才雅の顔が丁度森の方を向いていた。ふと才雅は森の木の陰から何かが覗いているのが見えた。木の大きさから察するに身長は低く、子どもくらいと言っても良いほどだったが、どうも人間っぽくなかった。こちらを見ていたそれは才雅の視線に気付くと森の奥に消えていった。
「この辺りって妖精でもいるのですか?」
「ん? 俺は見たこと無いな。それとも何か見えたのか。」
青年が茶化しながら答える。
「子どもくらいの大きさで、頭が尖ったトコもある歪な形をしていて、肌が土色っぽい感じの、ちょっと不気味な雰囲気出していたやつのあそこに……」
「それ、ホントか!?」
突然、さっきまで笑っていた青年が、真剣な表情で才雅に詰め寄る。青年が近くに来たことで肉の臭いが才雅に襲いかかった。
「あ、あぁ、俺に気付いたら森の奥に行ってしまいました。」
生臭い臭いに耐えながら答えると青年が森の方へ駆け寄った。回りの大人達も「なんだなんだ?」といった様子で青年の後を追う。才雅もみんなの後を追う。何かがそこにいただろう、青年が見つめる先には人のものじゃない足跡があった。
「……魔物だ。」
青年が呟いた。回りがざわつき始める。
「魔王軍が近くにいるのか?」
「小さい足跡となるとゴブリンか?」
「村が襲われちまうぞ!」
「大変だ。どうすりゃいいんだ。」
小さな足跡を見ただけで回りは騒ぎ、狼狽した。
「とにかく! 村へ戻って村長に連絡しよう。」
青年がみんなを静めるように叫び、意見する。ここであたふたしても仕方がない。村にも危害が及ぶかもしれない。一行は急いで帰路に戻った。
村へ着くとすぐに村長の元へ向かう。
「村長!大変だ!聞いてくれ!」
「どうした、そんなに慌てて!?」
「サイガが村の近くの森で魔物を見た。
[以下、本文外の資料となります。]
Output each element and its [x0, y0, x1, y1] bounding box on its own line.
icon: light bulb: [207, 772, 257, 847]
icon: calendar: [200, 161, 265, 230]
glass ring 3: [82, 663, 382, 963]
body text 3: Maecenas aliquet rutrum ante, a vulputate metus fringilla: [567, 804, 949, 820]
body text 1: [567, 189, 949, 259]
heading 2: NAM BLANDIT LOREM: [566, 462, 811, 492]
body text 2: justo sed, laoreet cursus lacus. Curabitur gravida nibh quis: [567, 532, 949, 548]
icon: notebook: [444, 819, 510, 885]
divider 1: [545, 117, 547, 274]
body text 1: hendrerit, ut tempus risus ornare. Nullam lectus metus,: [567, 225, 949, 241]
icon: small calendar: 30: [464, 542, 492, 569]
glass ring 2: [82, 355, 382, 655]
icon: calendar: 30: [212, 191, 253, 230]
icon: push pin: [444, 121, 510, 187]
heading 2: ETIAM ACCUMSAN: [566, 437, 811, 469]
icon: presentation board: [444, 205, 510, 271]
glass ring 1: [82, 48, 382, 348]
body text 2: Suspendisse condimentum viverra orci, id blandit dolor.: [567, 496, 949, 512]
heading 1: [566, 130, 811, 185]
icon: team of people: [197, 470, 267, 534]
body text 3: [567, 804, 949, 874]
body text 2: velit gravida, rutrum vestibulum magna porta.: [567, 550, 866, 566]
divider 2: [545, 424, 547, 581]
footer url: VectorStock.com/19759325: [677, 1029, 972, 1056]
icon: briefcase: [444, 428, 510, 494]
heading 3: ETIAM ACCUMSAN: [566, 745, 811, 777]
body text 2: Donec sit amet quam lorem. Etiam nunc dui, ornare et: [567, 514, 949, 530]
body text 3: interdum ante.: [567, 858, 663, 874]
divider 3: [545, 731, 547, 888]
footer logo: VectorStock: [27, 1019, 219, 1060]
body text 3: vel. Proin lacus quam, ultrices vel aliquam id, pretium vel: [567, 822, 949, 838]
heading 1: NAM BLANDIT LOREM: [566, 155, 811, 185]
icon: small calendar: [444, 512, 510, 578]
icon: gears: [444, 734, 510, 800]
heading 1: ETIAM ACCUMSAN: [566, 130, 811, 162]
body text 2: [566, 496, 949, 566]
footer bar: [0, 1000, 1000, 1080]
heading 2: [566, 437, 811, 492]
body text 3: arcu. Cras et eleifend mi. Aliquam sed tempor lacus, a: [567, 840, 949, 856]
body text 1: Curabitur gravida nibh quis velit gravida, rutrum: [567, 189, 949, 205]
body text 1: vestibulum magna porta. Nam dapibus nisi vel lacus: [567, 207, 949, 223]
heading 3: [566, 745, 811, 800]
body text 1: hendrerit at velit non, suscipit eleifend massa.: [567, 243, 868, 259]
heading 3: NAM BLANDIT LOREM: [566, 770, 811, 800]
足跡も見つけた。近い内に襲ってくるかもしれない!」
「なんだとッ!」
事態のあらかたを聞いた村長は村人全員、アウォール村を出ることを即決した。魔物がこちらを見ていたとなるとおそらく斥候だろう。早ければ今日にも襲撃されるかもしれない。
また見ていたのがゴブリンだったのかもしれないが、来るのはゴブリンだけとは限らない。村長が聞いた話では魔王軍はゴブリンだけでなくオークやグールを含めた多種族の集団でさらに別格に強い魔物が将軍のような立ち位置にいると聞く。その話だけでも恐れた村人達は最低限の荷物を持ち家畜を連れてアウォール村から離れていく。昼過ぎから準備にかかり、村から人がいなくなったのは夕暮れも過ぎた頃だった。
「井戸は全部埋めたか?食糧もなるべく残すな!」
今は村長を含めた自警団が最終確認を行っている。残った物資で村が魔物の拠点にされかねないので何も残さずこれから村の家を焼くつもりだ。村に誰もいないことを確認していた時、村長の家から誰かが出ていくのが見えた。
「サイガ? お前何やっているんだ!!」
「ごめんなさい、刀の事が気になって……」
才雅は黒い刀を持っていこうとしたが叶わなかった。魔力を急襲しつづける刀を長い間持ち歩く事ができないからだ。仕方ないと思いつつ才雅は刀を隠していくことにした。
いよいよ村に火をはなとうとしたそのときだった。
「ぐああああああああぁぁぁ!」
突然自警団の一人が苦しみだした。見ると肩に矢が刺さっている。ふと気がつくと夜の帳から不気味に光る眼光がぞろぞろと現れてきた。
才雅はこの日、初めて「悪」を見る。